Sunday 9th August 2015
With Val, Fred and Eric we took the mini-bus of 9am in Villa de Leyva off to Bogota which was stopping over in Birgamos or something from which we grabbed another bus to go to Zipaquira to visit the Salt Cathedral.
At some point in the first leg we passed the Bridge of Boyaca which is a commemorative site of the battle which took place on 7th August 1819. https://en.wikipedia.org/wiki/Battle_of_Boyac%C3%A1
We just had a very very quick glimpse of the site from the bus, and could see flags of all countries there.
Stop-over for toilets and food, for example those local little bread with cheese inside.
When I saw this, I first thought it was a mosque, but actually it was just an attraction park.
From the second bus heading to Zipaquira, we saw the Bogota Beer Company factory.
In Zipaquira as in many other cities, the roads were closed and people could walk there, roller-blade, cycle.
We grabbed a taxi and got to the Salt Cathedral entrance where we bought our tickets.
We headed to the queue and saw this climbing wall which made me think of Brisbane climbing friends who would have loved it here!
This cathedral turned to be quite an attraction. We queued about 20 minutes.
After the entrance, we dropped our big backpack on the left. Then we walked through another corridor.
Salt on the walls.
Zipaquira Salt Cathedral is 200 meters underground and used to be a salt mine. More info here: https://en.wikipedia.org/wiki/Salt_Cathedral_of_Zipaquir%C3%A1
It was built around 1932 as a Roman Catholic church in which the different steps of the crucifixion walk of Jesus are represented. It ihas an impressive size.
Other shot
The dome gave an impression of photographying another planet from a spacecraft, thanks Fred for the idea!

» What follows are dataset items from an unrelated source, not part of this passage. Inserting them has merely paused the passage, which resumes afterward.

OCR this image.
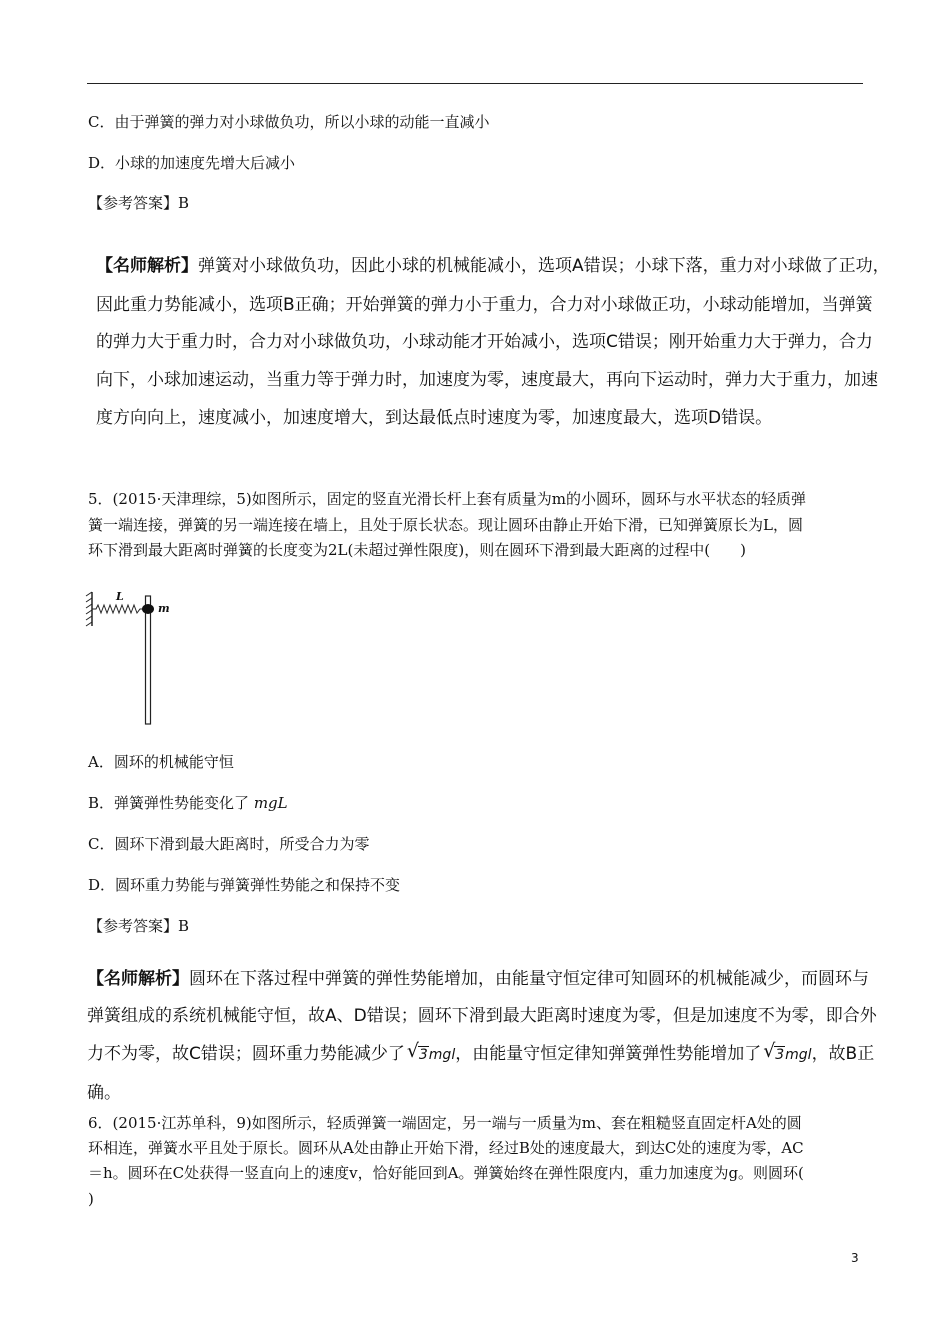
C．由于弹簧的弹力对小球做负功，所以小球的动能一直减小
D．小球的加速度先增大后减小
【参考答案】B
【名师解析】弹簧对小球做负功，因此小球的机械能减小，选项A错误；小球下落，重力对小球做了正功，
因此重力势能减小，选项B正确；开始弹簧的弹力小于重力，合力对小球做正功，小球动能增加，当弹簧
的弹力大于重力时，合力对小球做负功，小球动能才开始减小，选项C错误；刚开始重力大于弹力，合力
向下，小球加速运动，当重力等于弹力时，加速度为零，速度最大，再向下运动时，弹力大于重力，加速
度方向向上，速度减小，加速度增大，到达最低点时速度为零，加速度最大，选项D错误。
5．(2015·天津理综，5)如图所示，固定的竖直光滑长杆上套有质量为m的小圆环，圆环与水平状态的轻质弹
簧一端连接，弹簧的另一端连接在墙上，且处于原长状态。现让圆环由静止开始下滑，已知弹簧原长为L，圆
环下滑到最大距离时弹簧的长度变为2L(未超过弹性限度)，则在圆环下滑到最大距离的过程中(　　)
L
m
A．圆环的机械能守恒
B．弹簧弹性势能变化了 mgL
C．圆环下滑到最大距离时，所受合力为零
D．圆环重力势能与弹簧弹性势能之和保持不变
【参考答案】B
【名师解析】圆环在下落过程中弹簧的弹性势能增加，由能量守恒定律可知圆环的机械能减少，而圆环与
弹簧组成的系统机械能守恒，故A、D错误；圆环下滑到最大距离时速度为零，但是加速度不为零，即合外
力不为零，故C错误；圆环重力势能减少了 √ 3mgl，由能量守恒定律知弹簧弹性势能增加了 √ 3mgl，故B正
确。
6．(2015·江苏单科，9)如图所示，轻质弹簧一端固定，另一端与一质量为m、套在粗糙竖直固定杆A处的圆
环相连，弹簧水平且处于原长。圆环从A处由静止开始下滑，经过B处的速度最大，到达C处的速度为零，AC
＝h。圆环在C处获得一竖直向上的速度v，恰好能回到A。弹簧始终在弹性限度内，重力加速度为g。则圆环(
)
3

The central hall of the church.
That`s a church with the biggest pillars I have ever seen!
Tools used at the time to excavate the mine.
Some remaining salt on one wall to show how it used to look before all salt was removed.

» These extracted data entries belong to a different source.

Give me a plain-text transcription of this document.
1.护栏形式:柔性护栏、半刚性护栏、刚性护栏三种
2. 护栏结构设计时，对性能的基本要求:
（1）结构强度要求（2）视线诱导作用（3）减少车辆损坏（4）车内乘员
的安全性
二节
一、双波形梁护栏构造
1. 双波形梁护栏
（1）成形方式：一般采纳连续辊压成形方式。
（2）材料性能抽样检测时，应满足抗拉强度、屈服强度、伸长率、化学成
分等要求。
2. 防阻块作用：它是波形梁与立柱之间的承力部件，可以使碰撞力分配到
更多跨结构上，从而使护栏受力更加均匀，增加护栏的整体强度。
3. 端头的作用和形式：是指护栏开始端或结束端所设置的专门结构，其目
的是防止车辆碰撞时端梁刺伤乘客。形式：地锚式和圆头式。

The sculptures of this Nativity scene are sculpted in the Halite rock found in this cave.
After our short visit to the Salt Cathedral, we grabbed a taxi back to the centre of Zipaquira then got immediately a bus to Bogota. Once we got there, Val, Fred and Eric went to a bus heading to the airport while I jumped in a taxi to meet Diane Melissa, the best friend of Santiago, and her family. I arrived there around 2.30pm and was warmly welcomed as if I was a member of their family. It was great to meet a Bogotan family, moreover knowing Diane Melissa was an important friend of Santiago! I met with Elcida her mother, Adriana her sister, and David Santiago her son. We had lunch and chatted. In the evening, we took a taxi with Adriana and her to go to a massive store similar to JB HiFi in Australia or Fnac in France in which I finally bought a netbook, whoohoo, a tool to blog correctly without getting annoyed by viruses on internet cafe computers blocking all my photos! What a relief!!! Then we came back and ordered take-away burgers and chatted more. Good time to practice my italianospanish and learn to turn it into a spanishitalian instead by starting to replace italian words with spanish ones! I helped David Santiago practice is English and Adriana her French. Oh and I also met Jazz, their little dog, 2 months old only, very cute!

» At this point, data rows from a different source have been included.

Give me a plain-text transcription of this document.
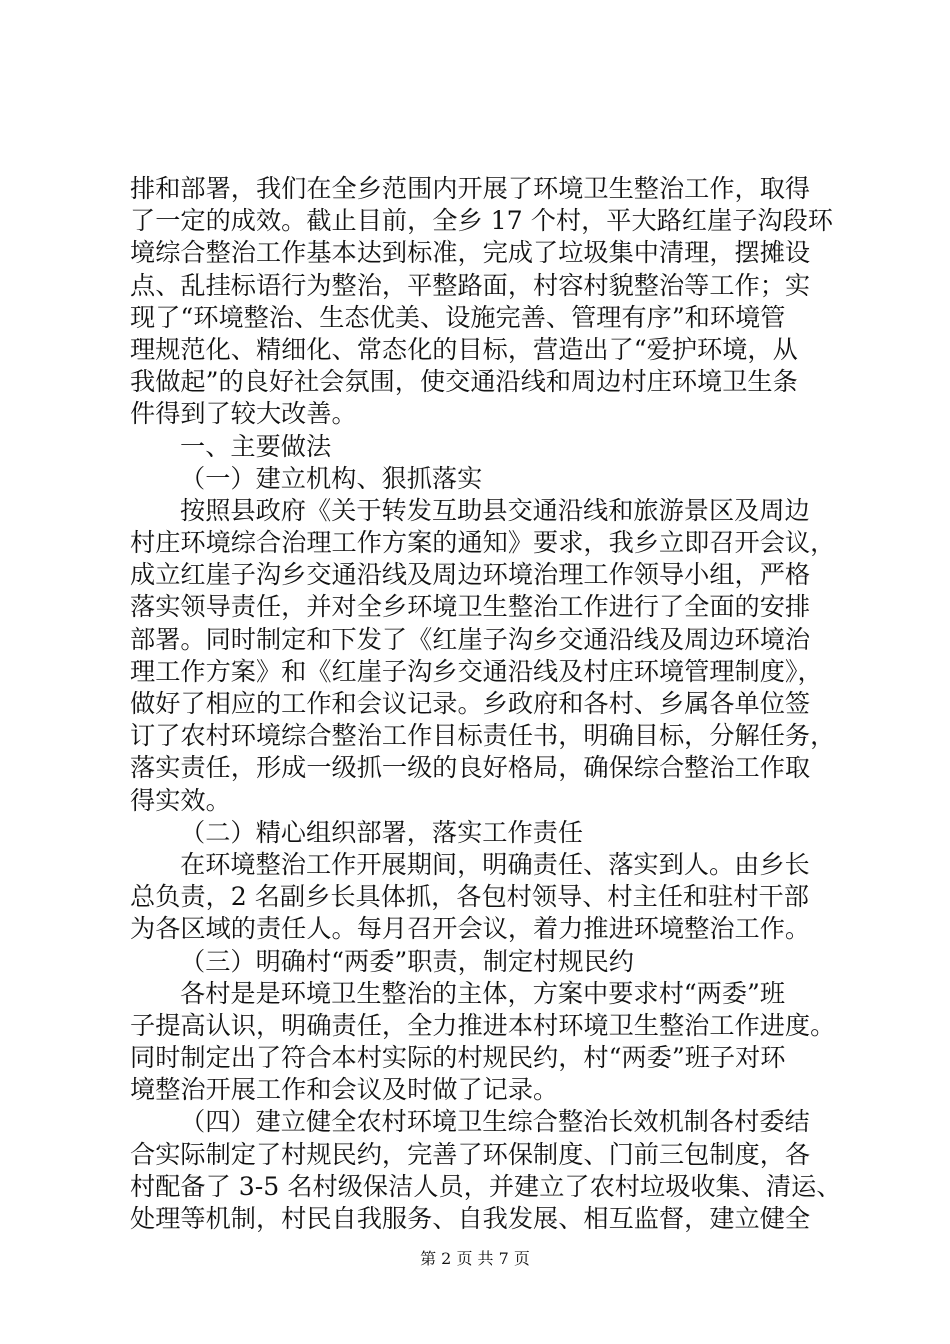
排和部署，我们在全乡范围内开展了环境卫生整治工作，取得
了一定的成效。截止目前，全乡 17 个村，平大路红崖子沟段环
境综合整治工作基本达到标准，完成了垃圾集中清理，摆摊设
点、乱挂标语行为整治，平整路面，村容村貌整治等工作；实
现了“环境整治、生态优美、设施完善、管理有序”和环境管
理规范化、精细化、常态化的目标，营造出了“爱护环境，从
我做起”的良好社会氛围，使交通沿线和周边村庄环境卫生条
件得到了较大改善。
一、主要做法
（一）建立机构、狠抓落实
按照县政府《关于转发互助县交通沿线和旅游景区及周边
村庄环境综合治理工作方案的通知》要求，我乡立即召开会议，
成立红崖子沟乡交通沿线及周边环境治理工作领导小组，严格
落实领导责任，并对全乡环境卫生整治工作进行了全面的安排
部署。同时制定和下发了《红崖子沟乡交通沿线及周边环境治
理工作方案》和《红崖子沟乡交通沿线及村庄环境管理制度》，
做好了相应的工作和会议记录。乡政府和各村、乡属各单位签
订了农村环境综合整治工作目标责任书，明确目标，分解任务，
落实责任，形成一级抓一级的良好格局，确保综合整治工作取
得实效。
（二）精心组织部署，落实工作责任
在环境整治工作开展期间，明确责任、落实到人。由乡长
总负责，2 名副乡长具体抓，各包村领导、村主任和驻村干部
为各区域的责任人。每月召开会议，着力推进环境整治工作。
（三）明确村“两委”职责，制定村规民约
各村是是环境卫生整治的主体，方案中要求村“两委”班
子提高认识，明确责任，全力推进本村环境卫生整治工作进度。
同时制定出了符合本村实际的村规民约，村“两委”班子对环
境整治开展工作和会议及时做了记录。
（四）建立健全农村环境卫生综合整治长效机制各村委结
合实际制定了村规民约，完善了环保制度、门前三包制度，各
村配备了 3-5 名村级保洁人员，并建立了农村垃圾收集、清运、
处理等机制，村民自我服务、自我发展、相互监督，建立健全
第 2 页 共 7 页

And very important, I finally…booked my flight tickets to Peru!! I had been heavily procrastinating this month. I already know I have to be the 14th August in Cusco to meet my friend Anouk but somehow, I never got to buy my tickets until now. The day before in Villa de Leyva the price had gone up to 577 USD for the Bogota to Lima. Luckily that evening it was back to 188 USD from Bogota to Lima. I bought my ticket with vivacolombia for the 13th August 4pm arriving 8pm in Lima, then looked up the buses, but it was 21 hours 30 minutes of bus from Lima to Cusco so I bought for 96 USD a ticket from Lima to Cusco for the 14th August morning from 6.50am arriving 8am there. Let`s just hope I get smooth flights!